# SKI/BOARD: Okemo Opening - 11/18/05



## snosharkrider (Oct 6, 2005)

okemo posted their new site and more importantly they're shooting for a nov 5. open.

of course the road to early 'mountain openings' is paved with good intentions.


----------



## Vortex (Oct 6, 2005)

They had their opening date posted last year early.  It did not get changed until 1 day before scheduled opening and then we waited a bit.


----------



## ctenidae (Oct 6, 2005)

Okemo beating Killington would be cool.


----------



## Greg (Oct 6, 2005)

ctenidae said:
			
		

> Okemo beating Killington would be cool.


Doubtful.

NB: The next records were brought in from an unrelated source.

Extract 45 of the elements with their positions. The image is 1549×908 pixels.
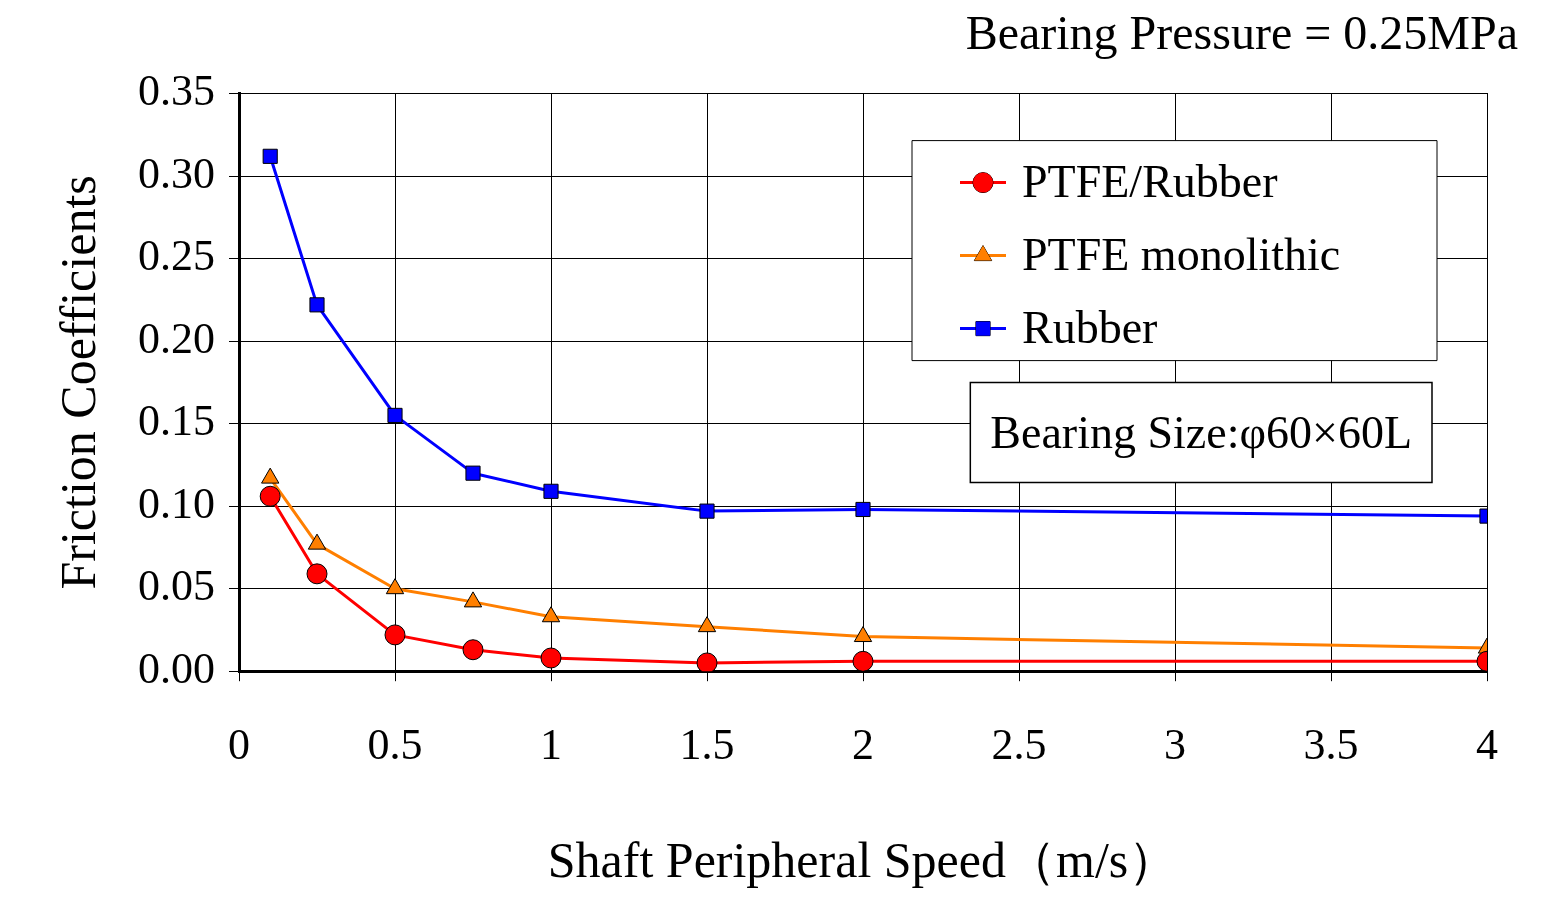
chart-title: Bearing Pressure = 0.25MPa — [965, 6, 1518, 60]
point — [853, 626, 873, 643]
y-tick-label: 0.20 — [138, 313, 215, 363]
point — [259, 485, 281, 507]
point — [697, 616, 717, 633]
point — [387, 407, 403, 423]
point — [699, 503, 715, 519]
point — [465, 465, 481, 481]
x-tick-label: 1.5 — [679, 720, 735, 770]
x-tick-label: 1 — [540, 720, 562, 770]
y-tick-label: 0.25 — [138, 231, 215, 281]
point — [463, 591, 483, 608]
point — [855, 501, 871, 518]
point — [462, 639, 484, 661]
point — [384, 624, 406, 646]
y-tick-label: 0.00 — [138, 643, 215, 693]
point — [543, 483, 559, 499]
y-tick-label: 0.05 — [138, 561, 215, 611]
point — [306, 563, 328, 585]
point — [540, 647, 562, 669]
point — [309, 297, 325, 313]
point — [261, 467, 280, 484]
x-tick-label: 3.5 — [1303, 720, 1359, 770]
x-tick-label: 3 — [1164, 720, 1186, 770]
x-axis-title: Shaft Peripheral Speed（m/s） — [547, 832, 1179, 889]
y-tick-label: 0.15 — [138, 396, 215, 446]
y-tick-label: 0.35 — [138, 66, 215, 116]
x-tick-label: 0 — [228, 720, 250, 770]
legend-label: PTFE monolithic — [1022, 228, 1341, 280]
point — [696, 652, 718, 672]
point — [385, 578, 405, 595]
y-tick-label: 0.10 — [138, 478, 215, 528]
x-tick-label: 4 — [1476, 720, 1498, 770]
x-tick-label: 2 — [852, 720, 874, 770]
legend-label: PTFE/Rubber — [1022, 155, 1278, 207]
annotation: Bearing Size:φ60×60L — [990, 406, 1413, 458]
legend-label: Rubber — [1022, 301, 1158, 353]
point — [262, 148, 278, 164]
x-tick-label: 2.5 — [991, 720, 1047, 770]
point — [541, 606, 561, 623]
y-axis-title: Friction Coefficients — [50, 175, 107, 590]
point — [852, 650, 874, 672]
x-tick-label: 0.5 — [367, 720, 423, 770]
point — [307, 533, 327, 550]
y-tick-label: 0.30 — [138, 148, 215, 198]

Again, these opening dates are tentative, obviously. I suspect that if Okemo is able to open on the 5th, then Killington will open earlier than their tentative date of the 11th. If it's cold enough for Okemo to open, it'll be cold enough for K and likely others.

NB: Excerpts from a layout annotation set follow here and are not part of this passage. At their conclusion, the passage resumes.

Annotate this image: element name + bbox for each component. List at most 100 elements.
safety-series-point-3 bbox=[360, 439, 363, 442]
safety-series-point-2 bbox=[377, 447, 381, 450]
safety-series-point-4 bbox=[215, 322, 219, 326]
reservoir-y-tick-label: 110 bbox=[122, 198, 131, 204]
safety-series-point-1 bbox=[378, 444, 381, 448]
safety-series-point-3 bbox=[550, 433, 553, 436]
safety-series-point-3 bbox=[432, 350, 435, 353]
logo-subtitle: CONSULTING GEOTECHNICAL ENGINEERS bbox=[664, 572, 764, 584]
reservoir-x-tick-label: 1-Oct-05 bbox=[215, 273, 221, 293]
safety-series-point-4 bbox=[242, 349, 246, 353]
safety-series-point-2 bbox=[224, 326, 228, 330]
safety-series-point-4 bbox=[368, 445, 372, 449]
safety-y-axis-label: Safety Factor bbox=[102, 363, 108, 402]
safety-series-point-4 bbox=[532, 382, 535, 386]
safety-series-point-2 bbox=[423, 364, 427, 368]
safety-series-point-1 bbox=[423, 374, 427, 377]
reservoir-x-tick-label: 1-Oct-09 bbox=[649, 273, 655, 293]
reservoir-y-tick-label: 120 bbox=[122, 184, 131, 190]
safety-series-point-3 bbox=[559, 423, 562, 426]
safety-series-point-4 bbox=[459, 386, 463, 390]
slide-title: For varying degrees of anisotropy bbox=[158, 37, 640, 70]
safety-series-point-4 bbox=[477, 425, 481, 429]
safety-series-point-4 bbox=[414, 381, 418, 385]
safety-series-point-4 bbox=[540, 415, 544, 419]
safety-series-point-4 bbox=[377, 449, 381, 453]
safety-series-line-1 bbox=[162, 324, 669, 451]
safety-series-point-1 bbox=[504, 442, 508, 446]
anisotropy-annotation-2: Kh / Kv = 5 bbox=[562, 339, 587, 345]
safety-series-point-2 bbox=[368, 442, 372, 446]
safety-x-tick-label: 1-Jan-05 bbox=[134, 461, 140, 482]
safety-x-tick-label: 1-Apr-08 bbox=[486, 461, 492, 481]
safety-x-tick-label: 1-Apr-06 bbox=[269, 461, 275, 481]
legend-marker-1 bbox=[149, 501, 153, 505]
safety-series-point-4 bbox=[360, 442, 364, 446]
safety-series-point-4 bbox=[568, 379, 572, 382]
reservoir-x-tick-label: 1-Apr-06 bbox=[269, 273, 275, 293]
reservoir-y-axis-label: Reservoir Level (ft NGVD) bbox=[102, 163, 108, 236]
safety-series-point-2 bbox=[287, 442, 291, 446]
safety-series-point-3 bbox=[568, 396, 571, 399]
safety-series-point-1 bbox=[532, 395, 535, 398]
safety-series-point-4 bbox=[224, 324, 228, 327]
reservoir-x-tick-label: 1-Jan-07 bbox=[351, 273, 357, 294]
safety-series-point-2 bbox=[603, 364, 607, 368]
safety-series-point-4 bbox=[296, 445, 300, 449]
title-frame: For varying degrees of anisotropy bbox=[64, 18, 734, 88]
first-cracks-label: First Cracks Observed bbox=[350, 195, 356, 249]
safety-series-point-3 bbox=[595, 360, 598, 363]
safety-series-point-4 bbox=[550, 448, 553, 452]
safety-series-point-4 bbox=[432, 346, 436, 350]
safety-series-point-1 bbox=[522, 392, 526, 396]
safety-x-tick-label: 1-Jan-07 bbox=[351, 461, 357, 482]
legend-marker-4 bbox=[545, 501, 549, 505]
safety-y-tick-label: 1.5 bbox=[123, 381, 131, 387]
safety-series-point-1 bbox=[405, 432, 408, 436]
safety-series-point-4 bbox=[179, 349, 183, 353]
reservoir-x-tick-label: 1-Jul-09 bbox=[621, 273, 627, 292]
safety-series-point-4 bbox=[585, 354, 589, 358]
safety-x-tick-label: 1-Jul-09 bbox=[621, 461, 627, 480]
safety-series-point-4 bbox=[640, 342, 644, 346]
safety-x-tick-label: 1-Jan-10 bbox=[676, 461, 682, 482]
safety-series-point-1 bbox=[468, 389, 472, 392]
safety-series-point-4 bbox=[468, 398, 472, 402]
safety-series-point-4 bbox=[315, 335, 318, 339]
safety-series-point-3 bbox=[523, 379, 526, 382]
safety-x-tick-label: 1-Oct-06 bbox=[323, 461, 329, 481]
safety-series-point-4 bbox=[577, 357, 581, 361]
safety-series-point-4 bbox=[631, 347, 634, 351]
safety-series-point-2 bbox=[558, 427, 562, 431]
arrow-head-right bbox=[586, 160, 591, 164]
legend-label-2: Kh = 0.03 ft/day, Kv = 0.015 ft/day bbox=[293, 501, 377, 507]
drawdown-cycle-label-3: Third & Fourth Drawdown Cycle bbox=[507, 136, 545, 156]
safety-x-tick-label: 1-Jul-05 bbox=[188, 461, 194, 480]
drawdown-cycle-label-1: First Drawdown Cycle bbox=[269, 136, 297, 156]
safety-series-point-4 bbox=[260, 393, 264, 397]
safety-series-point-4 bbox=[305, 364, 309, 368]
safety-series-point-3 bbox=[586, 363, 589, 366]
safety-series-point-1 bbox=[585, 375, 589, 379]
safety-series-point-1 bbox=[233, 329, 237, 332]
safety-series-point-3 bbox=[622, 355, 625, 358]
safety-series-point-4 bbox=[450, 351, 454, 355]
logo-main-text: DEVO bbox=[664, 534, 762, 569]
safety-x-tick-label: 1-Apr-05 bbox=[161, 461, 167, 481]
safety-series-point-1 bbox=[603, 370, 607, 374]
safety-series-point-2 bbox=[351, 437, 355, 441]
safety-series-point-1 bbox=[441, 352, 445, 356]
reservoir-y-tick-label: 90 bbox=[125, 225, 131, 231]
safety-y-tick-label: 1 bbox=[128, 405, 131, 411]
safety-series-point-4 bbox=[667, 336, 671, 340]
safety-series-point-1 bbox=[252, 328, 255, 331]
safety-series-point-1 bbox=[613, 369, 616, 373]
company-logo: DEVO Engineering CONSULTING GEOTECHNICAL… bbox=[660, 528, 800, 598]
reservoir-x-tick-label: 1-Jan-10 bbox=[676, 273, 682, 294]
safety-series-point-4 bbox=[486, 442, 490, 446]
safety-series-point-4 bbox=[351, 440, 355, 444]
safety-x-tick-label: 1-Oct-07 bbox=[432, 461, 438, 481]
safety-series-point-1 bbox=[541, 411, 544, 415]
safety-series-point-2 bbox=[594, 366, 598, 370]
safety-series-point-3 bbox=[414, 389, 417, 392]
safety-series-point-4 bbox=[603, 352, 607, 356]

Moving to T&E and adding an event to the *calendar*.


----------



## loafer89 (Oct 6, 2005)

An early opening at Okemo means skiing on the upper mountain on Buckhorn, Countdown and Upper World Cup, with a shuttle bus to the North Star Express.

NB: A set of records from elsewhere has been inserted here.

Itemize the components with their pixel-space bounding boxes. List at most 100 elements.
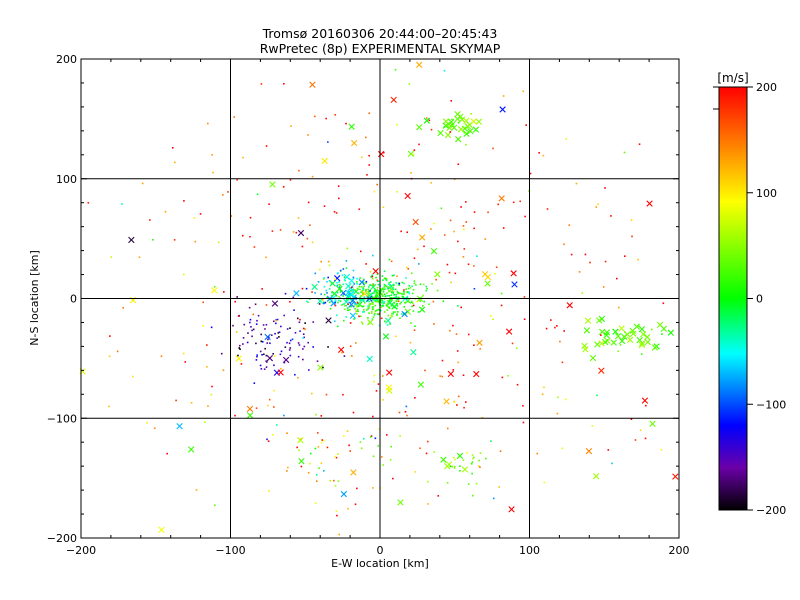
- data-point: [328, 288, 331, 290]
- data-point: [247, 332, 249, 334]
- data-point: [310, 392, 313, 395]
- data-point: [378, 300, 380, 303]
- data-point-x: [331, 290, 338, 297]
- data-point: [399, 317, 401, 320]
- data-point: [237, 315, 240, 317]
- data-point: [289, 354, 292, 357]
- data-point: [660, 448, 663, 451]
- data-point: [453, 401, 456, 404]
- data-point: [397, 298, 400, 301]
- data-point: [175, 399, 177, 402]
- data-point: [109, 335, 111, 337]
- data-point: [370, 312, 373, 315]
- data-point: [347, 294, 350, 296]
- data-point: [395, 296, 397, 299]
- data-point: [275, 319, 277, 322]
- data-point: [365, 309, 368, 311]
- data-point-x: [350, 469, 357, 476]
- data-point: [174, 161, 176, 164]
- data-point: [304, 328, 306, 330]
- data-point: [319, 268, 321, 271]
- data-point: [500, 304, 503, 307]
- data-point: [377, 445, 380, 447]
- data-point: [490, 440, 492, 442]
- data-point: [341, 274, 344, 276]
- data-point: [495, 266, 498, 269]
- data-point: [322, 366, 324, 369]
- data-point: [342, 295, 345, 297]
- data-point: [381, 305, 383, 307]
- data-point: [233, 116, 236, 118]
- data-point: [372, 296, 375, 299]
- data-point: [276, 318, 279, 321]
- y-tick-label: 200: [56, 53, 77, 66]
- data-point: [353, 283, 355, 285]
- data-point: [265, 256, 267, 259]
- data-point-x: [603, 332, 610, 339]
- data-point: [389, 284, 392, 286]
- data-point: [470, 112, 472, 115]
- data-point: [380, 299, 383, 302]
- data-point: [289, 339, 292, 342]
- data-point: [365, 282, 367, 285]
- data-point: [335, 510, 338, 512]
- data-point: [355, 310, 357, 313]
- data-point: [265, 145, 268, 147]
- data-point-x: [633, 323, 640, 330]
- data-point: [383, 285, 386, 288]
- data-point-x: [589, 354, 597, 362]
- colorbar-tick-label: −100: [756, 398, 786, 411]
- data-point-x: [505, 328, 513, 335]
- data-point: [561, 361, 564, 364]
- data-point: [382, 304, 384, 306]
- data-point: [387, 314, 390, 317]
- data-point: [405, 288, 407, 291]
- data-point: [339, 300, 342, 302]
- data-point: [557, 396, 559, 399]
- data-point: [288, 349, 291, 351]
- data-point: [479, 466, 481, 468]
- data-point: [265, 366, 268, 368]
- data-point-x: [640, 330, 647, 338]
- data-point: [266, 438, 268, 441]
- data-point-x: [309, 81, 316, 88]
- data-point: [492, 497, 495, 500]
- data-point: [414, 397, 416, 399]
- data-point: [323, 276, 325, 279]
- data-point: [206, 366, 208, 368]
- data-point: [372, 455, 375, 458]
- x-tick-label: −200: [66, 544, 96, 557]
- data-point: [255, 323, 258, 325]
- data-point: [416, 248, 419, 251]
- data-point: [466, 451, 468, 454]
- data-point: [279, 229, 282, 231]
- data-point: [343, 276, 346, 279]
- data-point: [87, 202, 90, 204]
- data-point-x: [498, 195, 505, 202]
- data-point: [475, 482, 478, 485]
- data-point-x: [416, 124, 423, 131]
- data-point: [529, 172, 532, 175]
- data-point: [368, 112, 371, 115]
- data-point: [383, 277, 386, 280]
- data-point-x: [321, 157, 328, 165]
- data-point: [380, 302, 383, 304]
- data-point: [479, 348, 481, 350]
- data-point: [413, 329, 416, 331]
- data-point: [331, 291, 333, 294]
- data-point: [386, 304, 389, 307]
- data-point-x: [298, 458, 305, 465]
- data-point: [385, 303, 388, 306]
- data-point: [336, 282, 338, 284]
- data-point-x: [472, 126, 480, 133]
- data-point: [352, 269, 355, 272]
- data-point: [516, 383, 519, 386]
- data-point: [460, 206, 462, 208]
- data-point: [248, 306, 251, 309]
- data-point: [314, 292, 316, 294]
- data-point: [575, 182, 578, 185]
- data-point: [639, 429, 642, 432]
- data-point: [358, 315, 360, 318]
- data-point: [262, 324, 265, 326]
- data-point: [299, 330, 301, 332]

I did this a few times, but always found Killington to have better conditions with it's superior elevation.


----------



## Greg (Nov 8, 2005)

Okemo pushed the opening back to 11/18.


----------



## Rushski (Nov 9, 2005)

See what next week holds...

Hoping this date is true as I have that Friday off AND an S-O-S weekday pass.


----------



## Greg (Nov 9, 2005)

http://news.alpinezone.com/6287/


----------